Researchers at Arctic Wolf identified an active campaign, now tracked as FortiBleed, in which threat actors are systematically pulling configuration files from internet-facing Fortinet FortiGate firewalls and cracking the embedded credential hashes offline. By mid-June 2026 the operation had produced verified, working administrator credentials for an estimated 30,000 to 75,000 devices spanning 194 countries. FortiGate appliances are among the most widely deployed perimeter firewalls in US healthcare, making any credential-compromise campaign at this scale a direct concern for hospitals, physician groups, and health system IT teams.

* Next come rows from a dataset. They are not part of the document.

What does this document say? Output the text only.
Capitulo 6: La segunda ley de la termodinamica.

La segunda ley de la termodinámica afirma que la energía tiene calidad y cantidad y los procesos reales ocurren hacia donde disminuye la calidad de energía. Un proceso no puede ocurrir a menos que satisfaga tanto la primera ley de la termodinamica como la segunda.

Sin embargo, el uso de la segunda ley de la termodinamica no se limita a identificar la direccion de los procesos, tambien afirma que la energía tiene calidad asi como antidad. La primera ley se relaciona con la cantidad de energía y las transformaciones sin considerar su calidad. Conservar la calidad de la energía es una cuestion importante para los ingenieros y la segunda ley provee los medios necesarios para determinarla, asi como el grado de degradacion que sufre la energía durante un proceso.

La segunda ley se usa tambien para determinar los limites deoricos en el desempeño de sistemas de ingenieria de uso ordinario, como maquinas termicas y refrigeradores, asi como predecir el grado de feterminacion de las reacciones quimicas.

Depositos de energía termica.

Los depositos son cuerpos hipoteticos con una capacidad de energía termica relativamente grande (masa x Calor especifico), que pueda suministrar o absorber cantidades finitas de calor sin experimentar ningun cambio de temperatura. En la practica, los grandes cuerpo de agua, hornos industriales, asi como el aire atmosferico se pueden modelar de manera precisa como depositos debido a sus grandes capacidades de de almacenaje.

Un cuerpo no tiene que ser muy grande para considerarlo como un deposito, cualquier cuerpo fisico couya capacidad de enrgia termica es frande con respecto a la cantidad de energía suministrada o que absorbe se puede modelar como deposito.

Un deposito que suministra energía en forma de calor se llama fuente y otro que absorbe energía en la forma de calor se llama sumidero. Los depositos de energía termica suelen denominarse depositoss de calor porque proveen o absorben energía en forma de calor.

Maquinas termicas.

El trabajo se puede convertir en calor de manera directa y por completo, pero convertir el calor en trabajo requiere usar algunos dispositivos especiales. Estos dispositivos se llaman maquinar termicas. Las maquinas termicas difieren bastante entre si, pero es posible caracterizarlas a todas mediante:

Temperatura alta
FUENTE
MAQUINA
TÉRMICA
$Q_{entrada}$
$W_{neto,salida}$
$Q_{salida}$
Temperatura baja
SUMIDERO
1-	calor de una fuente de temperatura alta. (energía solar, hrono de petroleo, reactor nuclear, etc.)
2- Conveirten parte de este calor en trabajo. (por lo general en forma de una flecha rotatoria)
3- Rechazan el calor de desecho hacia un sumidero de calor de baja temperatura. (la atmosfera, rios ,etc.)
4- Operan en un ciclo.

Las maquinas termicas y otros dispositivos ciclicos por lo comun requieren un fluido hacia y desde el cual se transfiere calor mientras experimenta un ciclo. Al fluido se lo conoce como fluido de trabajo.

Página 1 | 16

What the attackers are doing
The technique follows a well-established pattern against network appliances: rather than brute-forcing live login interfaces, attackers obtain device configuration files through a pre-existing vulnerability or exposed management interface, then crack the password hashes at leisure using offline compute. The result is a list of credentials that work silently, without triggering lockout policies or live authentication alerts.

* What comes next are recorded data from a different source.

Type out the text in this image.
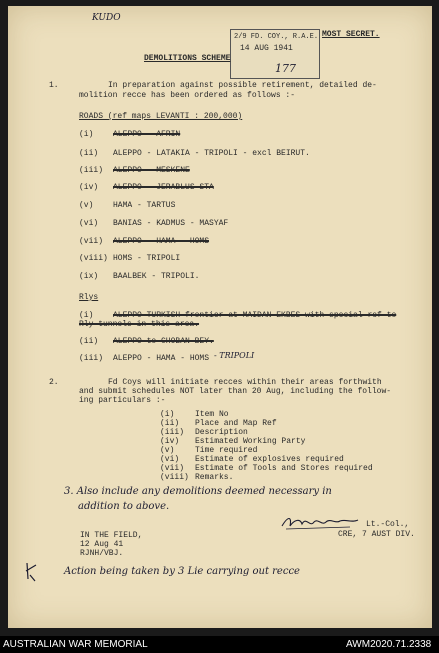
KUDO
MOST SECRET.
2/9 FD. COY., R.A.E.
14 AUG 1941
177
DEMOLITIONS SCHEME
1.	In preparation against possible retirement, detailed de-
molition recce has been ordered as follows :-
ROADS (ref maps LEVANTI : 200,000)
(i) ALEPPO - AFRIN
(ii) ALEPPO - LATAKIA - TRIPOLI - excl BEIRUT.
(iii) ALEPPO - MESKENE
(iv) ALEPPO - JERABLUS STA
(v) HAMA - TARTUS
(vi) BANIAS - KADMUS - MASYAF
(vii) ALEPPO - HAMA - HOMS
(viii) HOMS - TRIPOLI
(ix) BAALBEK - TRIPOLI.
Rlys
(i) ALEPPO-TURKISH frontier at MAIDAN EKBES with special ref to
Rly tunnels in this area.
(ii) ALEPPO to CHOBAN BEY.
(iii) ALEPPO - HAMA - HOMS - TRIPOLI
2.	Fd Coys will initiate recces within their areas forthwith
and submit schedules NOT later than 20 Aug, including the follow-
ing particulars :-
(i)	Item No
(ii) Place and Map Ref
(iii) Description
(iv) Estimated Working Party
(v)	Time required
(vi) Estimate of explosives required
(vii) Estimate of Tools and Stores required
(viii) Remarks.
3. Also include any demolitions deemed necessary in
addition to above.
Lt.-Col.,
CRE, 7 AUST DIV.
IN THE FIELD,
12 Aug 41
RJNH/VBJ.
Action being taken by 3 Lie carrying out recce
AUSTRALIAN WAR MEMORIAL	AWM2020.71.2338
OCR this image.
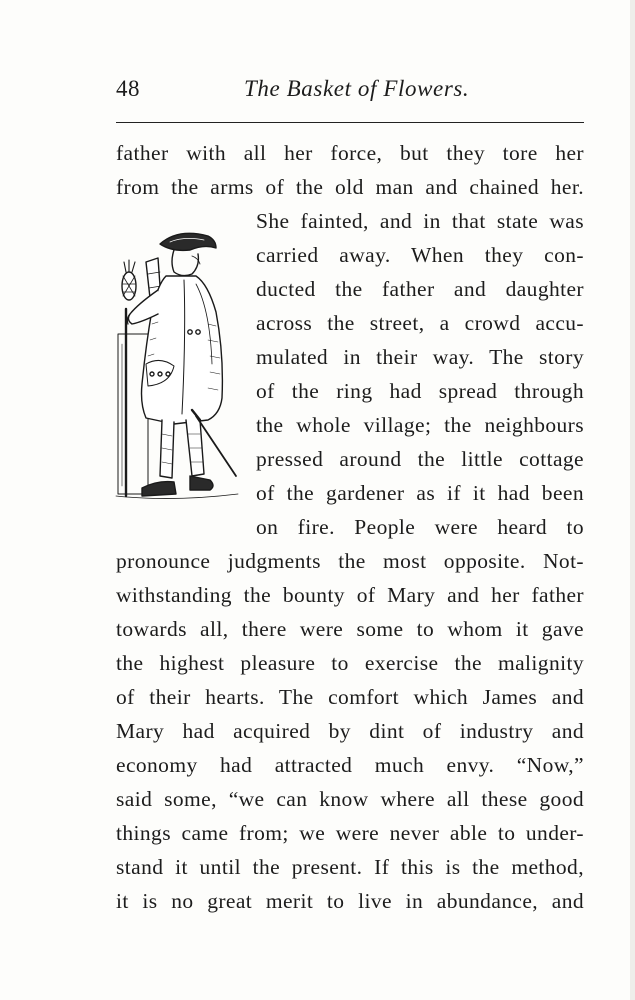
48	The Basket of Flowers.
father with all her force, but they tore her
from the arms of the old man and chained her.
She fainted, and in that state was
carried away. When they con-
ducted the father and daughter
across the street, a crowd accu-
mulated in their way. The story
of the ring had spread through
the whole village; the neighbours
pressed around the little cottage
of the gardener as if it had been
on fire. People were heard to
pronounce judgments the most opposite. Not-
withstanding the bounty of Mary and her father
towards all, there were some to whom it gave
the highest pleasure to exercise the malignity
of their hearts. The comfort which James and
Mary had acquired by dint of industry and
economy had attracted much envy. “Now,”
said some, “we can know where all these good
things came from; we were never able to under-
stand it until the present. If this is the method,
it is no great merit to live in abundance, and
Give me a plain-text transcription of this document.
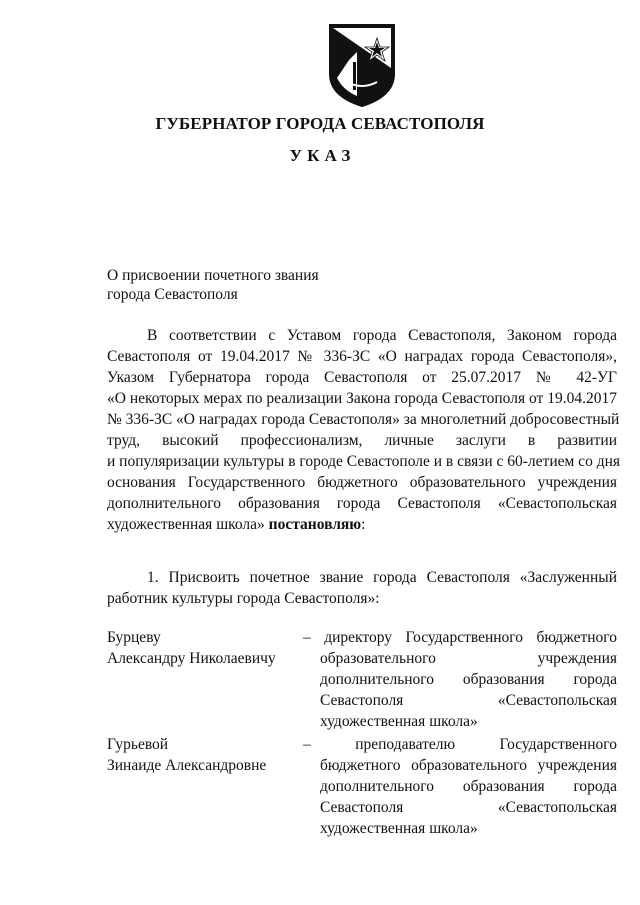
ГУБЕРНАТОР ГОРОДА СЕВАСТОПОЛЯ
УКАЗ
О присвоении почетного звания
города Севастополя
В соответствии с Уставом города Севастополя, Законом города
Севастополя от 19.04.2017 № 336-ЗС «О наградах города Севастополя»,
Указом Губернатора города Севастополя от 25.07.2017 № 42-УГ
«О некоторых мерах по реализации Закона города Севастополя от 19.04.2017
№ 336-ЗС «О наградах города Севастополя» за многолетний добросовестный
труд, высокий профессионализм, личные заслуги в развитии
и популяризации культуры в городе Севастополе и в связи с 60-летием со дня
основания Государственного бюджетного образовательного учреждения
дополнительного образования города Севастополя «Севастопольская
художественная школа» постановляю:
1. Присвоить почетное звание города Севастополя «Заслуженный
работник культуры города Севастополя»:
Бурцеву
Александру Николаевичу
– директору Государственного бюджетного
образовательного учреждения
дополнительного образования города
Севастополя «Севастопольская
художественная школа»
Гурьевой
Зинаиде Александровне
– преподавателю Государственного
бюджетного образовательного учреждения
дополнительного образования города
Севастополя «Севастопольская
художественная школа»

FortiGate configuration files store hashed credentials for local administrator accounts. Once an attacker cracks those hashes, they possess valid credentials indistinguishable — from the device's perspective — from a legitimate login. That access enables firewall rule changes, VPN tunnel creation, traffic interception, and lateral movement into the network segments the appliance protects.
Why healthcare exposure is high
Healthcare organizations rely heavily on perimeter firewalls to segment clinical networks, protect electronic health record environments, and terminate remote-access VPN sessions for clinicians and staff. A compromised firewall administrator account bypasses nearly every downstream security control inside that perimeter.

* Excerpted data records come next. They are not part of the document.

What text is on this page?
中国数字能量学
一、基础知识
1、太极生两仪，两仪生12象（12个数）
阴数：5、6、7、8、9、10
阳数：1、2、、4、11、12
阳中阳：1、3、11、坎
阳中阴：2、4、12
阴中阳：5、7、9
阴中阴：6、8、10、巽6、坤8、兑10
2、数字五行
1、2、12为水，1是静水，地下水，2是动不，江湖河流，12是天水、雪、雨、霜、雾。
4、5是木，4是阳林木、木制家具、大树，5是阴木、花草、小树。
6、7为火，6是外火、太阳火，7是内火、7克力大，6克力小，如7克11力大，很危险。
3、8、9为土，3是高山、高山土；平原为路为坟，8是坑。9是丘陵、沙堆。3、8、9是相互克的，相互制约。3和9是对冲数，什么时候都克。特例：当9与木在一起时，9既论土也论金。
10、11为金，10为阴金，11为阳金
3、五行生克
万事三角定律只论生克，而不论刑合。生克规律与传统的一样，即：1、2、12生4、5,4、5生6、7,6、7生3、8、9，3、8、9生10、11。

Several factors amplify exposure for smaller and mid-sized practices:
- Delayed patching cycles. Network appliances in clinical environments frequently run behind on firmware updates because maintenance windows must be coordinated around patient care schedules, and the devices are treated as infrastructure rather than endpoints subject to regular patch cadences.
- Internet-exposed management interfaces. Many FortiGate deployments — particularly in smaller practices that lack dedicated network engineering staff — leave the web management interface reachable from the public internet, which is the precondition the FortiBleed campaign exploits.
- Credential reuse. Administrator passwords set during initial deployment are sometimes shared across multiple appliances or reused in directory accounts, multiplying the damage if a single hash is cracked.
What this signals for perimeter security discipline
The FortiBleed campaign is not an isolated event; it follows a multi-year pattern of mass exploitation targeting widely deployed network appliances, including prior Fortinet CVEs in 2022, 2023, and 2024. Each cycle has shown that healthcare organizations are consistently represented in victim populations, both because of their FortiGate market share and because appliance hygiene has lagged behind endpoint and application security investment.
The campaign also illustrates why credential-hash exposure is functionally equivalent to plaintext password exposure. Offline cracking capabilities have become cheap enough that any hash extracted from a config file should be treated as already compromised — a shift in threat modeling that many network security policies have not yet absorbed.
What administrators should check now
Practices running FortiGate appliances should prioritize three immediate verification tasks:
- Management interface exposure. Confirm that the FortiGate administrative interface is not reachable from untrusted networks. Fortinet's own hardening guidance recommends restricting management access to a dedicated out-of-band network or trusted IP ranges only.
- Firmware version and CVE status. Cross-reference the installed firmware against Fortinet's published advisories. If the device is running a version affected by any known configuration-file disclosure vulnerability, patching should be treated as urgent rather than routine.
- Credential rotation. Rotate all local administrator passwords on FortiGate devices, regardless of whether compromise is confirmed. If credentials were set at deployment and have not been changed since, they should be assumed at risk. Rotate directory accounts that share any credential with the appliance as well.
Beyond immediate remediation, the campaign reinforces the case for multi-factor authentication on all network appliance management interfaces where the vendor supports it — a control that renders cracked password hashes substantially less useful to an attacker even if they are obtained.